The scenery was like a dream: A bright blue sky, and turquoise water. This meant that the conditions were perfect for lifting the 70-meter-long “Aqua Helix”, which was scheduled for its first-ever launch that day.
Before this, however, the crew boat for industrial maritime projects with space for up to 122 people first had to be taken out of the hangar where it had been built. Two 12-axle self-propelled modular transporters were in charge of this task and brought the 410-tonne ship directly to the quay wall, where the two Demag® CC 2800-1 lattice boom crawler cranes were already waiting. The cranes had been previously transported to the shipyard premises with around 55 trucks and had then been set up.
“With their lifting capacity, the two Demag CC 2800-1 cranes were perfect for this lift,” says Hareket Crane Manager İbrahim Menzil while explaining why his company decided on these specific Demag units for the lift. The two cranes were set up with a Superlift configuration.
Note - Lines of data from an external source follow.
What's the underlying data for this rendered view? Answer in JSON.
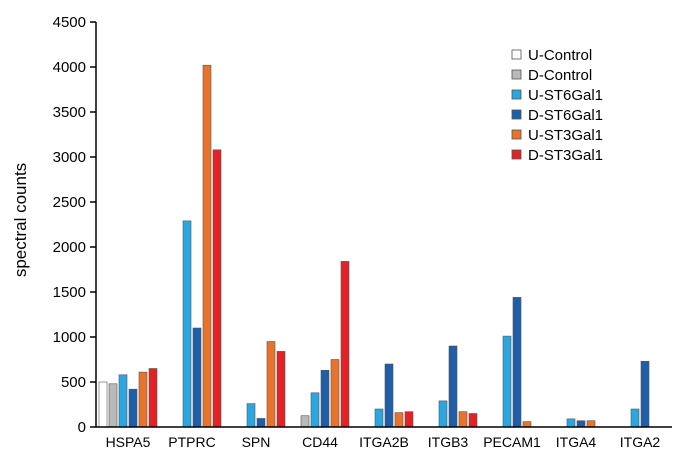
{
  "chart_data": {
    "type": "bar",
    "ylabel": "spectral counts",
    "ylim": [
      0,
      4500
    ],
    "yticks": [
      0,
      500,
      1000,
      1500,
      2000,
      2500,
      3000,
      3500,
      4000,
      4500
    ],
    "categories": [
      "HSPA5",
      "PTPRC",
      "SPN",
      "CD44",
      "ITGA2B",
      "ITGB3",
      "PECAM1",
      "ITGA4",
      "ITGA2"
    ],
    "legend_position": "top-right",
    "grid": false,
    "series": [
      {
        "name": "U-Control",
        "color": "#ffffff",
        "values": [
          500,
          0,
          0,
          0,
          0,
          0,
          0,
          0,
          0
        ]
      },
      {
        "name": "D-Control",
        "color": "#b9b9b9",
        "values": [
          480,
          0,
          0,
          125,
          0,
          0,
          0,
          0,
          0
        ]
      },
      {
        "name": "U-ST6Gal1",
        "color": "#2aa7e0",
        "values": [
          580,
          2290,
          260,
          380,
          200,
          290,
          1010,
          90,
          200
        ]
      },
      {
        "name": "D-ST6Gal1",
        "color": "#1f5ea8",
        "values": [
          420,
          1100,
          95,
          630,
          700,
          900,
          1440,
          70,
          730
        ]
      },
      {
        "name": "U-ST3Gal1",
        "color": "#e8732a",
        "values": [
          610,
          4020,
          950,
          750,
          160,
          170,
          60,
          70,
          0
        ]
      },
      {
        "name": "D-ST3Gal1",
        "color": "#e32226",
        "values": [
          650,
          3080,
          840,
          1840,
          170,
          150,
          0,
          0,
          0
        ]
      }
    ]
  }
}
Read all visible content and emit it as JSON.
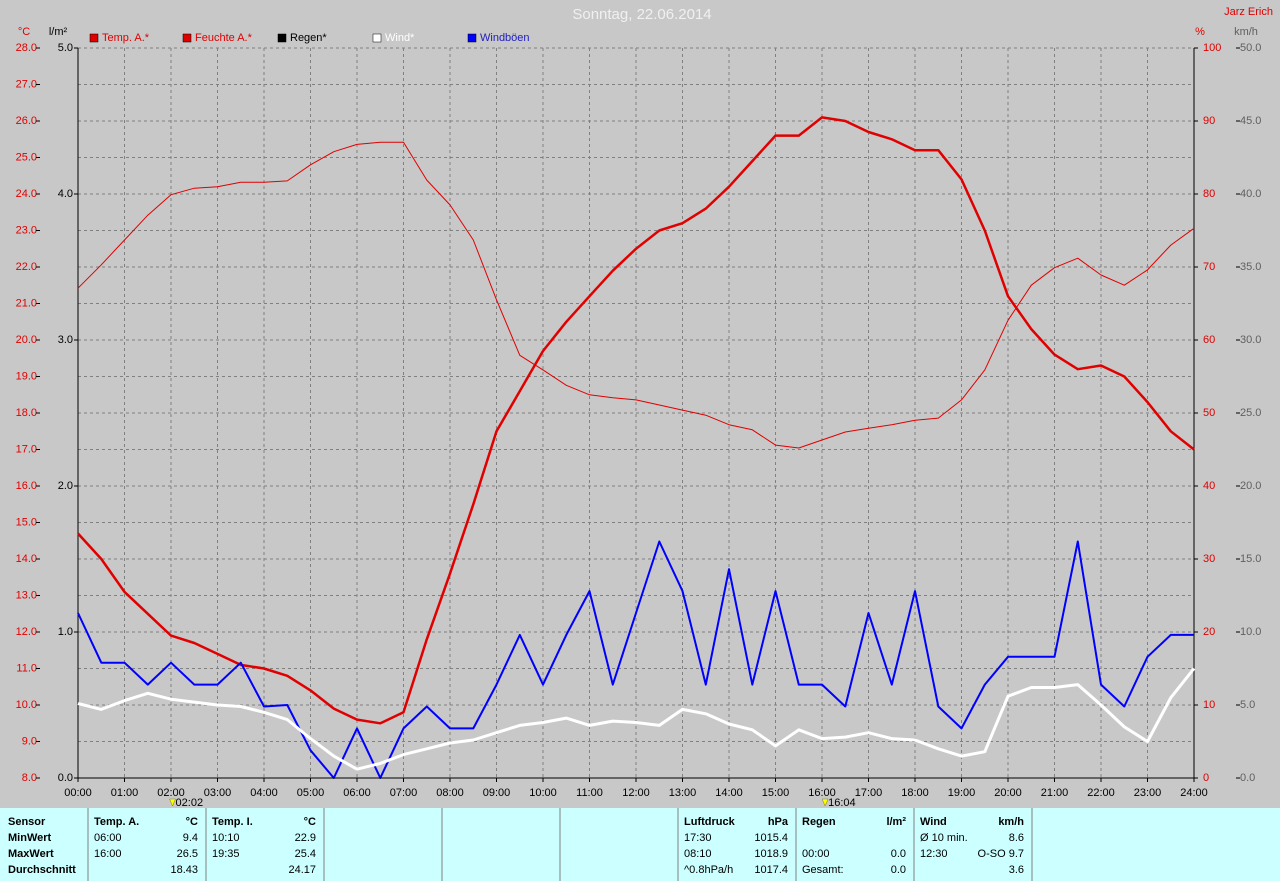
{
  "chart_data": {
    "type": "line",
    "title": "Sonntag, 22.06.2014",
    "author": "Jarz Erich",
    "xlim": [
      0,
      24
    ],
    "xticks": [
      {
        "value": 0,
        "label": "00:00"
      },
      {
        "value": 1,
        "label": "01:00"
      },
      {
        "value": 2,
        "label": "02:00"
      },
      {
        "value": 3,
        "label": "03:00"
      },
      {
        "value": 4,
        "label": "04:00"
      },
      {
        "value": 5,
        "label": "05:00"
      },
      {
        "value": 6,
        "label": "06:00"
      },
      {
        "value": 7,
        "label": "07:00"
      },
      {
        "value": 8,
        "label": "08:00"
      },
      {
        "value": 9,
        "label": "09:00"
      },
      {
        "value": 10,
        "label": "10:00"
      },
      {
        "value": 11,
        "label": "11:00"
      },
      {
        "value": 12,
        "label": "12:00"
      },
      {
        "value": 13,
        "label": "13:00"
      },
      {
        "value": 14,
        "label": "14:00"
      },
      {
        "value": 15,
        "label": "15:00"
      },
      {
        "value": 16,
        "label": "16:00"
      },
      {
        "value": 17,
        "label": "17:00"
      },
      {
        "value": 18,
        "label": "18:00"
      },
      {
        "value": 19,
        "label": "19:00"
      },
      {
        "value": 20,
        "label": "20:00"
      },
      {
        "value": 21,
        "label": "21:00"
      },
      {
        "value": 22,
        "label": "22:00"
      },
      {
        "value": 23,
        "label": "23:00"
      },
      {
        "value": 24,
        "label": "24:00"
      }
    ],
    "grid": true,
    "axes": [
      {
        "label": "°C",
        "color": "#e00000",
        "lim": [
          8,
          28
        ],
        "ticks": [
          {
            "value": 8,
            "label": "8.0"
          },
          {
            "value": 9,
            "label": "9.0"
          },
          {
            "value": 10,
            "label": "10.0"
          },
          {
            "value": 11,
            "label": "11.0"
          },
          {
            "value": 12,
            "label": "12.0"
          },
          {
            "value": 13,
            "label": "13.0"
          },
          {
            "value": 14,
            "label": "14.0"
          },
          {
            "value": 15,
            "label": "15.0"
          },
          {
            "value": 16,
            "label": "16.0"
          },
          {
            "value": 17,
            "label": "17.0"
          },
          {
            "value": 18,
            "label": "18.0"
          },
          {
            "value": 19,
            "label": "19.0"
          },
          {
            "value": 20,
            "label": "20.0"
          },
          {
            "value": 21,
            "label": "21.0"
          },
          {
            "value": 22,
            "label": "22.0"
          },
          {
            "value": 23,
            "label": "23.0"
          },
          {
            "value": 24,
            "label": "24.0"
          },
          {
            "value": 25,
            "label": "25.0"
          },
          {
            "value": 26,
            "label": "26.0"
          },
          {
            "value": 27,
            "label": "27.0"
          },
          {
            "value": 28,
            "label": "28.0"
          }
        ]
      },
      {
        "label": "l/m²",
        "color": "#000000",
        "lim": [
          0,
          5
        ],
        "ticks": [
          {
            "value": 0,
            "label": "0.0"
          },
          {
            "value": 1,
            "label": "1.0"
          },
          {
            "value": 2,
            "label": "2.0"
          },
          {
            "value": 3,
            "label": "3.0"
          },
          {
            "value": 4,
            "label": "4.0"
          },
          {
            "value": 5,
            "label": "5.0"
          }
        ]
      },
      {
        "label": "%",
        "color": "#e00000",
        "lim": [
          0,
          100
        ],
        "ticks": [
          0,
          10,
          20,
          30,
          40,
          50,
          60,
          70,
          80,
          90,
          100
        ]
      },
      {
        "label": "km/h",
        "color": "#606060",
        "lim": [
          0,
          50
        ],
        "ticks": [
          {
            "value": 0,
            "label": "0.0"
          },
          {
            "value": 5,
            "label": "5.0"
          },
          {
            "value": 10,
            "label": "10.0"
          },
          {
            "value": 15,
            "label": "15.0"
          },
          {
            "value": 20,
            "label": "20.0"
          },
          {
            "value": 25,
            "label": "25.0"
          },
          {
            "value": 30,
            "label": "30.0"
          },
          {
            "value": 35,
            "label": "35.0"
          },
          {
            "value": 40,
            "label": "40.0"
          },
          {
            "value": 45,
            "label": "45.0"
          },
          {
            "value": 50,
            "label": "50.0"
          }
        ]
      }
    ],
    "x": [
      0,
      0.5,
      1,
      1.5,
      2,
      2.5,
      3,
      3.5,
      4,
      4.5,
      5,
      5.5,
      6,
      6.5,
      7,
      7.5,
      8,
      8.5,
      9,
      9.5,
      10,
      10.5,
      11,
      11.5,
      12,
      12.5,
      13,
      13.5,
      14,
      14.5,
      15,
      15.5,
      16,
      16.5,
      17,
      17.5,
      18,
      18.5,
      19,
      19.5,
      20,
      20.5,
      21,
      21.5,
      22,
      22.5,
      23,
      23.5,
      24
    ],
    "series": [
      {
        "name": "Temp. A.*",
        "color": "#e00000",
        "width": 2.5,
        "axis": 0,
        "values": [
          14.7,
          14.0,
          13.1,
          12.5,
          11.9,
          11.7,
          11.4,
          11.1,
          11.0,
          10.8,
          10.4,
          9.9,
          9.6,
          9.5,
          9.8,
          11.8,
          13.6,
          15.5,
          17.5,
          18.6,
          19.7,
          20.5,
          21.2,
          21.9,
          22.5,
          23.0,
          23.2,
          23.6,
          24.2,
          24.9,
          25.6,
          25.6,
          26.1,
          26.0,
          25.7,
          25.5,
          25.2,
          25.2,
          24.4,
          23.0,
          21.2,
          20.3,
          19.6,
          19.2,
          19.3,
          19.0,
          18.3,
          17.5,
          17.0
        ]
      },
      {
        "name": "Feuchte A.*",
        "color": "#e00000",
        "width": 1,
        "axis": 2,
        "values": [
          67.1,
          70.3,
          73.7,
          77.1,
          79.9,
          80.8,
          81.0,
          81.6,
          81.6,
          81.8,
          84.0,
          85.8,
          86.8,
          87.1,
          87.1,
          81.9,
          78.5,
          73.7,
          65.5,
          57.9,
          55.9,
          53.8,
          52.5,
          52.1,
          51.8,
          51.1,
          50.4,
          49.7,
          48.4,
          47.7,
          45.6,
          45.2,
          46.3,
          47.4,
          47.9,
          48.4,
          49.0,
          49.3,
          51.8,
          55.9,
          62.7,
          67.5,
          69.9,
          71.2,
          68.9,
          67.5,
          69.6,
          73.0,
          75.3
        ]
      },
      {
        "name": "Regen*",
        "color": "#000000",
        "width": 1,
        "axis": 1,
        "values": [
          0,
          0,
          0,
          0,
          0,
          0,
          0,
          0,
          0,
          0,
          0,
          0,
          0,
          0,
          0,
          0,
          0,
          0,
          0,
          0,
          0,
          0,
          0,
          0,
          0,
          0,
          0,
          0,
          0,
          0,
          0,
          0,
          0,
          0,
          0,
          0,
          0,
          0,
          0,
          0,
          0,
          0,
          0,
          0,
          0,
          0,
          0,
          0,
          0
        ]
      },
      {
        "name": "Wind*",
        "color": "#ffffff",
        "width": 3,
        "axis": 3,
        "values": [
          5.1,
          4.7,
          5.3,
          5.8,
          5.4,
          5.2,
          5.0,
          4.9,
          4.5,
          4.0,
          2.7,
          1.5,
          0.6,
          1.0,
          1.6,
          2.0,
          2.4,
          2.6,
          3.1,
          3.6,
          3.8,
          4.1,
          3.6,
          3.9,
          3.8,
          3.6,
          4.7,
          4.4,
          3.7,
          3.3,
          2.2,
          3.3,
          2.7,
          2.8,
          3.1,
          2.7,
          2.6,
          2.0,
          1.5,
          1.8,
          5.6,
          6.2,
          6.2,
          6.4,
          5.0,
          3.5,
          2.5,
          5.5,
          7.5
        ]
      },
      {
        "name": "Windböen",
        "color": "#0000ff",
        "width": 2,
        "axis": 3,
        "values": [
          11.3,
          7.9,
          7.9,
          6.4,
          7.9,
          6.4,
          6.4,
          7.9,
          4.9,
          5.0,
          1.9,
          0.0,
          3.4,
          0.0,
          3.4,
          4.9,
          3.4,
          3.4,
          6.4,
          9.8,
          6.4,
          9.8,
          12.8,
          6.4,
          11.3,
          16.2,
          12.8,
          6.4,
          14.3,
          6.4,
          12.8,
          6.4,
          6.4,
          4.9,
          11.3,
          6.4,
          12.8,
          4.9,
          3.4,
          6.4,
          8.3,
          8.3,
          8.3,
          16.2,
          6.4,
          4.9,
          8.3,
          9.8,
          9.8
        ]
      }
    ],
    "markers": [
      {
        "x": 2.033,
        "label": "02:02"
      },
      {
        "x": 16.067,
        "label": "16:04"
      }
    ]
  },
  "table": {
    "header": [
      [
        "Sensor"
      ],
      [
        "Temp. A.",
        "°C"
      ],
      [
        "Temp. I.",
        "°C"
      ],
      null,
      null,
      null,
      [
        "Luftdruck",
        "hPa"
      ],
      [
        "Regen",
        "l/m²"
      ],
      [
        "Wind",
        "km/h"
      ]
    ],
    "rows": [
      [
        [
          "MinWert"
        ],
        [
          "06:00",
          "9.4"
        ],
        [
          "10:10",
          "22.9"
        ],
        null,
        null,
        null,
        [
          "17:30",
          "1015.4"
        ],
        null,
        [
          "Ø 10 min.",
          "8.6"
        ]
      ],
      [
        [
          "MaxWert"
        ],
        [
          "16:00",
          "26.5"
        ],
        [
          "19:35",
          "25.4"
        ],
        null,
        null,
        null,
        [
          "08:10",
          "1018.9"
        ],
        [
          "00:00",
          "0.0"
        ],
        [
          "12:30",
          "O-SO 9.7"
        ]
      ],
      [
        [
          "Durchschnitt"
        ],
        [
          "18.43"
        ],
        [
          "24.17"
        ],
        null,
        null,
        null,
        [
          "^0.8hPa/h",
          "1017.4"
        ],
        [
          "Gesamt:",
          "0.0"
        ],
        [
          "3.6"
        ]
      ]
    ]
  }
}
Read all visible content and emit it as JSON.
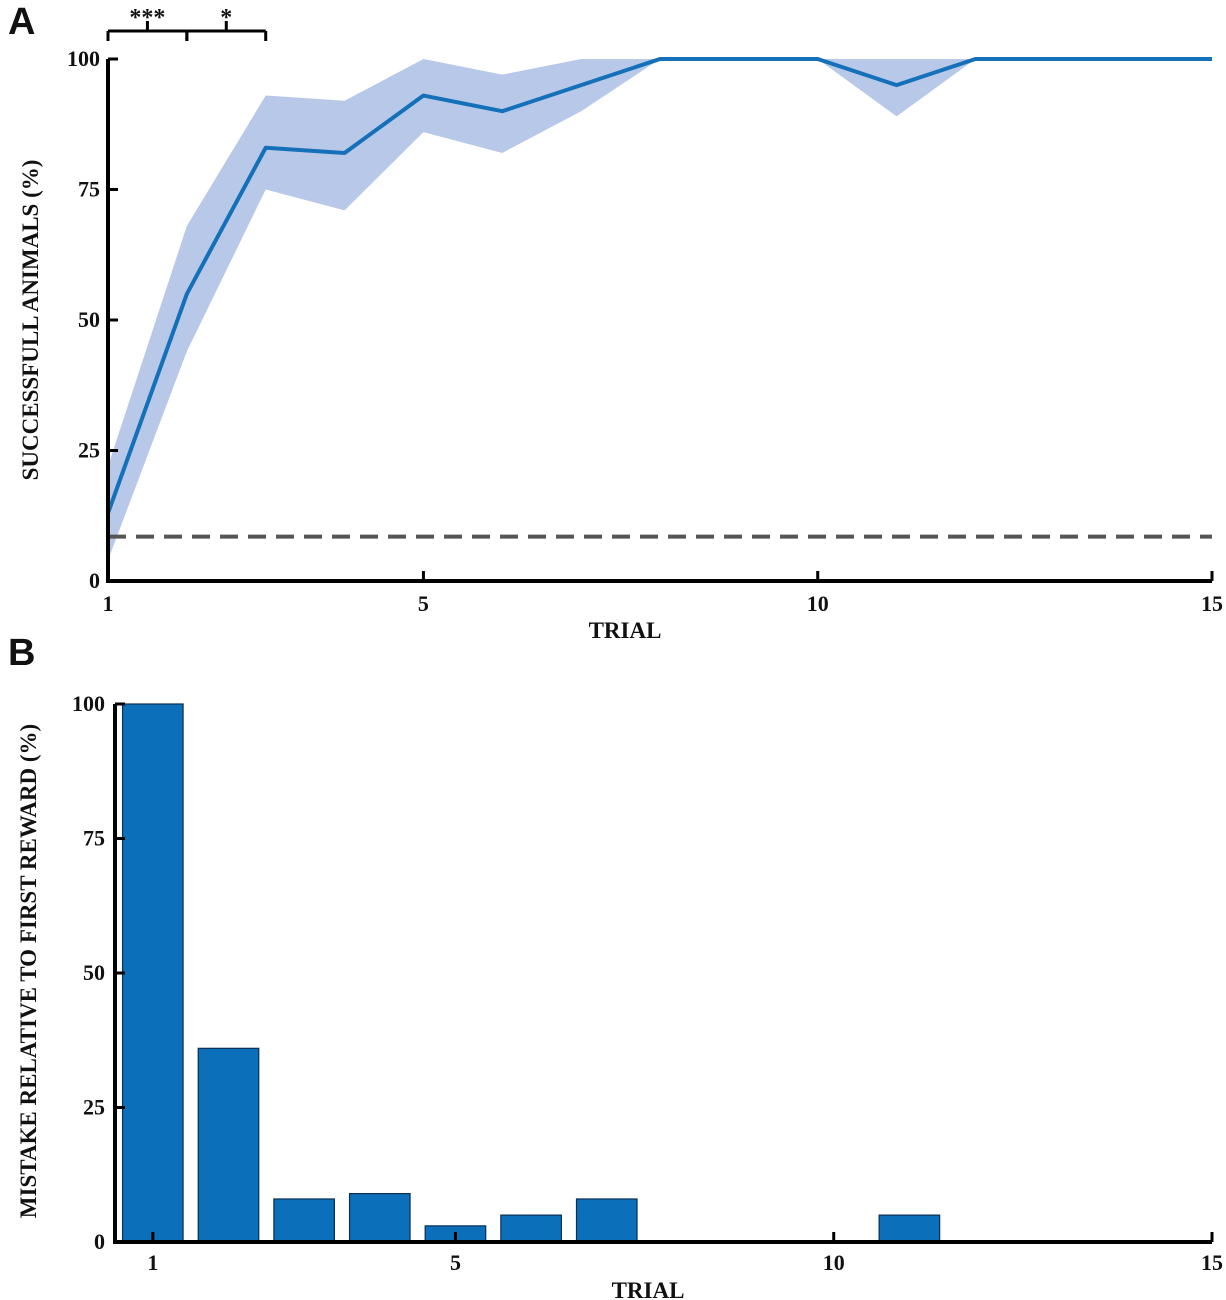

Crane 1 with a 48-meter main boom and 150 tonnes of Superlift counterweight; crane 2 with a 48-meter main boom as well, but with 250 tonnes of Superlift counterweight. With these configurations, the two crawler cranes were perfectly prepared to lift the Aqua Helix’s sensitive aluminum hull in tandem to a height of 8 meters and a hook height of 30 meters, after which they traveled forward 20 meters under load before gently letting the ship down into the water.
“The lift with the two Demag CC 2800-1 cranes went perfectly smoothly just as expected, so we were able to finish the job on time and as agreed,” Crane Manager İbrahim Menzil happily summarizes. The Aqua Helix then took off towards the Netherlands, where it will be getting its gangway, after which it will need to prove its seaworthiness during a series of tests in the North Sea.